Once you’ve gathered all your props and created a plan for your demo lesson that you’re comfortable with, it’s time for practice, practice, and more practice! You want to make sure that you’re confident in how you’ll present your demo, so practice it on friends, family and anyone that will listen! Another great way to gain some feedback is by recording yourself. Grab your teaching materials and props, and pretend that you’re performing the real thing - this is also an excellent way to get comfortable in front of the camera. Demo lessons range between 8 - 10 minutes, so it’s a great idea to keep a timer handy to ensure that you’re not over or under time.
What to do during your demo lesson
You’ve practiced until you’re blue in the face. All your props laid out in front of you, and you’re ready to ace this demo lesson.
It may seem obvious, but this can often slip your mind when you’re nervous and having to pretend the recruiter is a 5-year-old student. Introducing yourself is an excellent icebreaker too and will help you to make the lesson a little more personal by using the student’s name throughout the class.
Make sure you give the student a chance to speak
Companies want to ensure that the student is getting the most from the lesson, and this means giving the student plenty of time to speak. Dust off your TEFL skills and utilize them. Try and engage the student, use lots of TPR, and plenty of repetition when necessary. Your recruiter may not look like a 5-year-old girl from China, but you’ll have to pretend for the sake of the demo and make sure you use language that caters to their proficiency level. This can be a bit tricker when conducting a recorded demo lesson, but make sure you give your “student” enough time to answer.
What companies are looking for
Here are a few things to keep in mind when practicing and conducting your demo lesson.
Along with your teaching style, your personality should be on full display during this demo. Make sure you smile and engage the student by using plenty of TPR (total physical response) and props. Unfortunately, a lot of applicants fail at being consistent with their TPR, so make sure that you keep that going to help keep the student’s attention. When it comes to props, most companies only require you to have two, but make sure you’re using them when it’s relevant. When conducting the lesson, it’s also important to remember to use transitional sentences. This can be anything from “good reading” or “great job” when moving on to the next slide or task.

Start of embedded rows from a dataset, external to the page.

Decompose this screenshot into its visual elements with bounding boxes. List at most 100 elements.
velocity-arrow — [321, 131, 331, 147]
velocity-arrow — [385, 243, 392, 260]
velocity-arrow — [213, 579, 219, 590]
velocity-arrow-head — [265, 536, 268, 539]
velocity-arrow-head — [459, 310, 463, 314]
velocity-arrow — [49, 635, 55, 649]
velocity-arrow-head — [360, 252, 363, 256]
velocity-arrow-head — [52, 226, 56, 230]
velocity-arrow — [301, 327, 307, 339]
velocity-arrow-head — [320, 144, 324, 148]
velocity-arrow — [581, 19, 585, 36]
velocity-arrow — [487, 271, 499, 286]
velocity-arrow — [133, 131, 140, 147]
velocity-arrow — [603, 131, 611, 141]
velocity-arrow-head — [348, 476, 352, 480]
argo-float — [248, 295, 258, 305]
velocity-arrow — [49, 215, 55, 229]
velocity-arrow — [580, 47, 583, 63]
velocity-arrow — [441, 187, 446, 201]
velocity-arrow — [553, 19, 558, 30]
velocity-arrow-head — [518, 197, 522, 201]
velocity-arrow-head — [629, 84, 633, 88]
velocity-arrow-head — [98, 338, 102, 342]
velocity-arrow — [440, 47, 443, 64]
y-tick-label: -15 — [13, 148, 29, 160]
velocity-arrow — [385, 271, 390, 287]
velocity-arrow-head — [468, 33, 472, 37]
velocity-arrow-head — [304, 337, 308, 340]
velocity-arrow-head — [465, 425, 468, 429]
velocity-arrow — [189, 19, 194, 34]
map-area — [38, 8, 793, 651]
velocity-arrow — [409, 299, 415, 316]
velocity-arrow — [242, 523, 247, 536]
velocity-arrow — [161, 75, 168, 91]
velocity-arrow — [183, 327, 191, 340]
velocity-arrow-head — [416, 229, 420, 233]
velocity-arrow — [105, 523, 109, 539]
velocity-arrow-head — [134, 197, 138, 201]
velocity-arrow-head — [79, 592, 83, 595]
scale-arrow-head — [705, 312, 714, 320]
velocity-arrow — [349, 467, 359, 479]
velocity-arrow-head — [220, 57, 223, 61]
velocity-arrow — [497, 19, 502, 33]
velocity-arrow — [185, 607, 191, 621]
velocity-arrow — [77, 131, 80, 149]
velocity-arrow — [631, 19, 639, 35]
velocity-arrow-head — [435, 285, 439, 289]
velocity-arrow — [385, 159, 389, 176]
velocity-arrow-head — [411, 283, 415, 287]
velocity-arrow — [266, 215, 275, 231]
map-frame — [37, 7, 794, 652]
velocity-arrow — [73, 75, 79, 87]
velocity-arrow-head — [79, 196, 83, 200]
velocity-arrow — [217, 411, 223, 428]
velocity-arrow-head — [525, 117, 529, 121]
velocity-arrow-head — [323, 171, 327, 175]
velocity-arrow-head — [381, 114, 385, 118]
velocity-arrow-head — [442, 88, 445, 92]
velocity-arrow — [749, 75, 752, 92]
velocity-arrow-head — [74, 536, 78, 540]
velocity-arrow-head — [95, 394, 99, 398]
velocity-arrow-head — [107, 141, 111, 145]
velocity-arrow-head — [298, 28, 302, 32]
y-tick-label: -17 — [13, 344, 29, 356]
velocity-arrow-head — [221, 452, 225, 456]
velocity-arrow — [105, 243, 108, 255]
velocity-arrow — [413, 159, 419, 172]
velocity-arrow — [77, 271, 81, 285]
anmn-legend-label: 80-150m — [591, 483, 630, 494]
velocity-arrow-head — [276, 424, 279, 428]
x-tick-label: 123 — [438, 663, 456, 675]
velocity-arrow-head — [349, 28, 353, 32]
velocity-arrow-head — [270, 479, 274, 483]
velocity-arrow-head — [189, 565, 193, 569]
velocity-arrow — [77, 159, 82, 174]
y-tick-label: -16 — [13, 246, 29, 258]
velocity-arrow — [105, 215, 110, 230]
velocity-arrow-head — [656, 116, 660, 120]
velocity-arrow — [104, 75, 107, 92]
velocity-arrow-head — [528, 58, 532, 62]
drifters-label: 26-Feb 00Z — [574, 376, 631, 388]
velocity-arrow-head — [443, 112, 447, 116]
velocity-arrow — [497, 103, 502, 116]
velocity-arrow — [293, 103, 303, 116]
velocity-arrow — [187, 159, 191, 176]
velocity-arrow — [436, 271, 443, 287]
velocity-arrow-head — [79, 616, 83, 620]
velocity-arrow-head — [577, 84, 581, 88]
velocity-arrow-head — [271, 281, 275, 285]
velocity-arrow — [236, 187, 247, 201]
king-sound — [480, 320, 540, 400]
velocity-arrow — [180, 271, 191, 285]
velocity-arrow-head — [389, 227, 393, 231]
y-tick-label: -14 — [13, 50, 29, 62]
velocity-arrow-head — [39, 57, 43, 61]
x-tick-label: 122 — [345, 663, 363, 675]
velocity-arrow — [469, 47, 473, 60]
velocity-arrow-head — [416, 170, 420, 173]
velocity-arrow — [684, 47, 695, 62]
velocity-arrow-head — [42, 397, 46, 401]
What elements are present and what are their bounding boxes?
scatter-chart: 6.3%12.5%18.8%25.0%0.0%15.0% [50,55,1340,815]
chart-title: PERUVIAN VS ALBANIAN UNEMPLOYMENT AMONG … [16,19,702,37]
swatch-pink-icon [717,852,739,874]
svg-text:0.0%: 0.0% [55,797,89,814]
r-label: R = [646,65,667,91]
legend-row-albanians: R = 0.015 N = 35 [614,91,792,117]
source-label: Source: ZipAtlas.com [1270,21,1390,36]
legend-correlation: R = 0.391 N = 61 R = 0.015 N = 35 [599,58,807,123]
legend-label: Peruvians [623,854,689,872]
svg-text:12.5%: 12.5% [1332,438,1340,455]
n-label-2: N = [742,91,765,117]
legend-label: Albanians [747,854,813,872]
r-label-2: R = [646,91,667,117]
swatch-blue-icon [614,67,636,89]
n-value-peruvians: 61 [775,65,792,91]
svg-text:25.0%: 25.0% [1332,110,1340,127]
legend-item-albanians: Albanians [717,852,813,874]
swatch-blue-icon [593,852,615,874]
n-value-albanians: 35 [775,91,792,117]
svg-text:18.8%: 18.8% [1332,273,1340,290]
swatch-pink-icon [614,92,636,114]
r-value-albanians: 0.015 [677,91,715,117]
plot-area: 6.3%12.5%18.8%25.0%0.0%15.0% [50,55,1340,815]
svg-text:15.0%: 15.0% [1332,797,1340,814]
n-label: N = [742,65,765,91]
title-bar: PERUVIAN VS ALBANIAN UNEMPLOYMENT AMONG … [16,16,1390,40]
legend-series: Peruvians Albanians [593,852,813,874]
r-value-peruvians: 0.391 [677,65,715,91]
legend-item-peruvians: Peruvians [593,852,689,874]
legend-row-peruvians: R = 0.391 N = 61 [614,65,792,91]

What’s the old saying - dress for the job you want. Your demo lesson is similar to a job interview, so make sure that you dress professionally.
One of the first things the recruiter is going to check is that you meet all the technical requirements. Along with your lighting and background, the recruiter will also be checking whether your internet is stable. Some company platforms don’t perform well when using WiFi, so make sure you double-check the internet speed requirements. You’ll also need to make sure that your sound quality is good. This means no noise and a good quality headset with microphone - no iPod earphones.
Unfortunately, not all demo lessons are successful. If you find that you did not pass the demo, don’t feel discouraged. Instead, use this as an opportunity to get back on the saddle and do better. Ask the recruiter for some feedback, and how you can improve. Take note of these pointers so you can do even better next time!
We hope that these tips have helped encourage you to ace your demo lesson and to help you feel more comfortable and confident while looking for online teaching jobs.